A trust doesn’t prevent conflict, transparency does
The sisters say that Bennett’s trust, originally created in 1994, required equal treatment of all four of his children. But in the first lawsuit, they claimed that Danny, acting as trustee, acted without transparency. The second lawsuit went further, accusing him of self-dealing, breach of fiduciary duty and unjust enrichment both before and after their father’s death.
The lawsuits focus on Danny’s 2022 sale of Bennett’s name, likeness, memorabilia and personal property to Iconoclast, a legacy management company. The daughters claim they weren’t informed of the terms or even which assets were included. They also allege that Danny received $1.2 million in loans from their father in 2020 and $4.2 million in lifetime gifts, significantly more than the other children received.
Danny has long been credited with his father’s late-career success. But that overlap between personal loyalty and business control now raises legal questions. Danny’s dual role as former manager and trustee complicates whether he acted only in the best interest of the estate.
Did Bennett know? And did it matter?
Allegations of undue influence and diminished capacity are central to the dispute. The sisters argue that in his later years, their father may not have fully understood the deals being made on his behalf. If they can prove that Danny acted against Bennett’s best interests or used his influence to benefit himself, they may succeed in having him removed as trustee. Additionally, he may owe damages to the estate.
The legal filings also challenge the reported $12 million value of Bennett’s estate. The sisters say they each received $245,000, but they argue that doesn’t reflect what their father earned — live performances during his final 15 years reportedly brought in over $100 million. They argue that something doesn’t add up.

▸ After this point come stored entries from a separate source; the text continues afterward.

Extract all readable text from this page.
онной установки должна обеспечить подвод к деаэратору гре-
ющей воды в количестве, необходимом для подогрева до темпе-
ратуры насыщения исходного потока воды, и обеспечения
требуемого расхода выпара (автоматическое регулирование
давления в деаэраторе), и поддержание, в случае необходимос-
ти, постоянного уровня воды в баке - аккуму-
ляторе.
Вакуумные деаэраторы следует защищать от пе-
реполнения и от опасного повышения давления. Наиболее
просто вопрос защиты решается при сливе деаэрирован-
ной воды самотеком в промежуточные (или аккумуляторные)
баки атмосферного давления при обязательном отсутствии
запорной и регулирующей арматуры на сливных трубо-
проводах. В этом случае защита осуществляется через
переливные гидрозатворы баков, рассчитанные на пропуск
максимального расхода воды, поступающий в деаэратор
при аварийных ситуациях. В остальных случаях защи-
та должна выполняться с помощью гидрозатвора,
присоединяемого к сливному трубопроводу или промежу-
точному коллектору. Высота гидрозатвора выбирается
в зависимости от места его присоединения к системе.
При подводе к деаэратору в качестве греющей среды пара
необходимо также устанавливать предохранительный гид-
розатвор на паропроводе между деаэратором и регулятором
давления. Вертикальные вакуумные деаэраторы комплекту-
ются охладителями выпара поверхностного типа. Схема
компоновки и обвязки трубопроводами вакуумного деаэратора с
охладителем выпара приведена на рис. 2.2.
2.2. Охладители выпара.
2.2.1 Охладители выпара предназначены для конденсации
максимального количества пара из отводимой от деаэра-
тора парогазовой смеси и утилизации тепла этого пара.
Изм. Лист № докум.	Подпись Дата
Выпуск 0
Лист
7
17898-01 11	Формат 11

A neutral trustee might better have prevented this
Naming a family member as trustee is common, but it doesn’t always serve the family well. Trustees are held to high legal standards: They must act solely in the interest of all beneficiaries and keep clear, open records. This is harder to do — or perhaps harder to believe that it is being done honestly — if the trustee is a sibling, especially one with financial control or personal history.

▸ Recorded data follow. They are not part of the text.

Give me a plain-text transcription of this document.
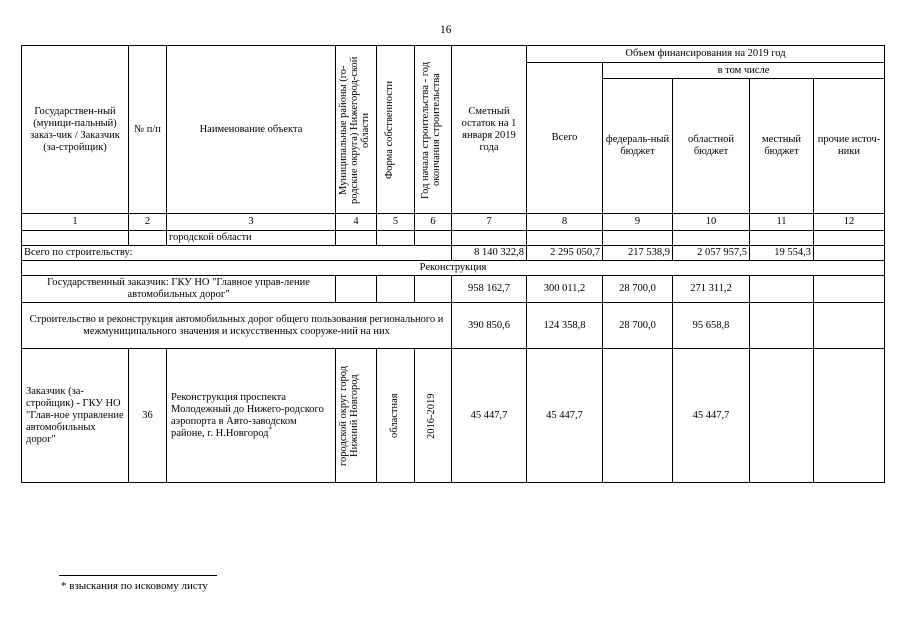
16
Государствен-ный (муници-пальный) заказ-чик / Заказчик (за-стройщик)	№ п/п	Наименование объекта	Муниципальные районы (го-родские округа) Нижегород-ской области	Форма собственности	Год начала строительства - год окончания строительства	Сметный остаток на 1 января 2019 года	Объем финансирования на 2019 год				
							Всего	в том числе			
								федераль-ный бюджет	областной бюджет	местный бюджет	прочие источ-ники
1	2	3	4	5	6	7	8	9	10	11	12
		городской области									
Всего по строительству:						8 140 322,8	2 295 050,7	217 538,9	2 057 957,5	19 554,3	
Реконструкция											
Государственный заказчик: ГКУ НО "Главное управ-ление автомобильных дорог"						958 162,7	300 011,2	28 700,0	271 311,2		
Строительство и реконструкция автомобильных дорог общего пользования регионального и межмуниципального значения и искусственных сооруже-ний на них						390 850,6	124 358,8	28 700,0	95 658,8		
Заказчик (за-стройщик) - ГКУ НО "Глав-ное управление автомобильных дорог"	36	Реконструкция проспекта Молодежный до Нижего-родского аэропорта в Авто-заводском районе, г. Н.Новгород*	городской округ город Нижний Новгород	областная	2016-2019	45 447,7	45 447,7		45 447,7		
* взыскания по исковому листу
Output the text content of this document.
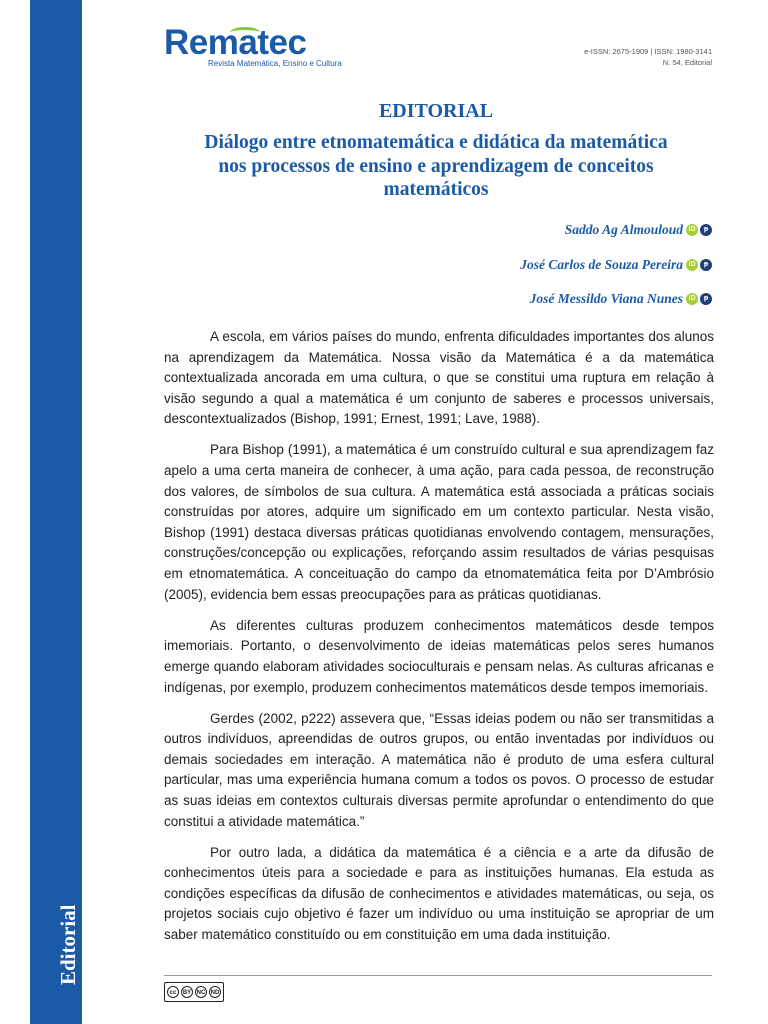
Editorial
Rematec
Revista Matemática, Ensino e Cultura
e-ISSN: 2675-1909 | ISSN: 1980-3141
N. 54, Editorial
EDITORIAL
Diálogo entre etnomatemática e didática da matemática
nos processos de ensino e aprendizagem de conceitos
matemáticos
Saddo Ag Almouloud iD	ᵽ
José Carlos de Souza Pereira iD	ᵽ
José Messildo Viana Nunes iD	ᵽ

A escola, em vários países do mundo, enfrenta dificuldades importantes dos alunos na aprendizagem da Matemática. Nossa visão da Matemática é a da matemática contextualizada ancorada em uma cultura, o que se constitui uma ruptura em relação à visão segundo a qual a matemática é um conjunto de saberes e processos universais, descontextualizados (Bishop, 1991; Ernest, 1991; Lave, 1988).

Para Bishop (1991), a matemática é um construído cultural e sua aprendizagem faz apelo a uma certa maneira de conhecer, à uma ação, para cada pessoa, de reconstrução dos valores, de símbolos de sua cultura. A matemática está associada a práticas sociais construídas por atores, adquire um significado em um contexto particular. Nesta visão, Bishop (1991) destaca diversas práticas quotidianas envolvendo contagem, mensurações, construções/concepção ou explicações, reforçando assim resultados de várias pesquisas em etnomatemática. A conceituação do campo da etnomatemática feita por D’Ambrósio (2005), evidencia bem essas preocupações para as práticas quotidianas.

As diferentes culturas produzem conhecimentos matemáticos desde tempos imemoriais. Portanto, o desenvolvimento de ideias matemáticas pelos seres humanos emerge quando elaboram atividades socioculturais e pensam nelas. As culturas africanas e indígenas, por exemplo, produzem conhecimentos matemáticos desde tempos imemoriais.

Gerdes (2002, p222) assevera que, “Essas ideias podem ou não ser transmitidas a outros indivíduos, apreendidas de outros grupos, ou então inventadas por indivíduos ou demais sociedades em interação. A matemática não é produto de uma esfera cultural particular, mas uma experiência humana comum a todos os povos. O processo de estudar as suas ideias em contextos culturais diversas permite aprofundar o entendimento do que constitui a atividade matemática.”

Por outro lada, a didática da matemática é a ciência e a arte da difusão de conhecimentos úteis para a sociedade e para as instituições humanas. Ela estuda as condições específicas da difusão de conhecimentos e atividades matemáticas, ou seja, os projetos sociais cujo objetivo é fazer um indivíduo ou uma instituição se apropriar de um saber matemático constituído ou em constituição em uma dada instituição.

cc	BY NC ND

If a family member is named, safeguards can include naming a co-trustee who is not part of the family or establishing regular oversight by an outside adviser. A review process or audit requirement can also help prevent or resolve concerns about fairness.
Bennett trusted Danny with his business and personal affairs during his life, but that doesn’t guarantee the other heirs would agree after his death. An independent third-party trustee can help avoid family drama and discord.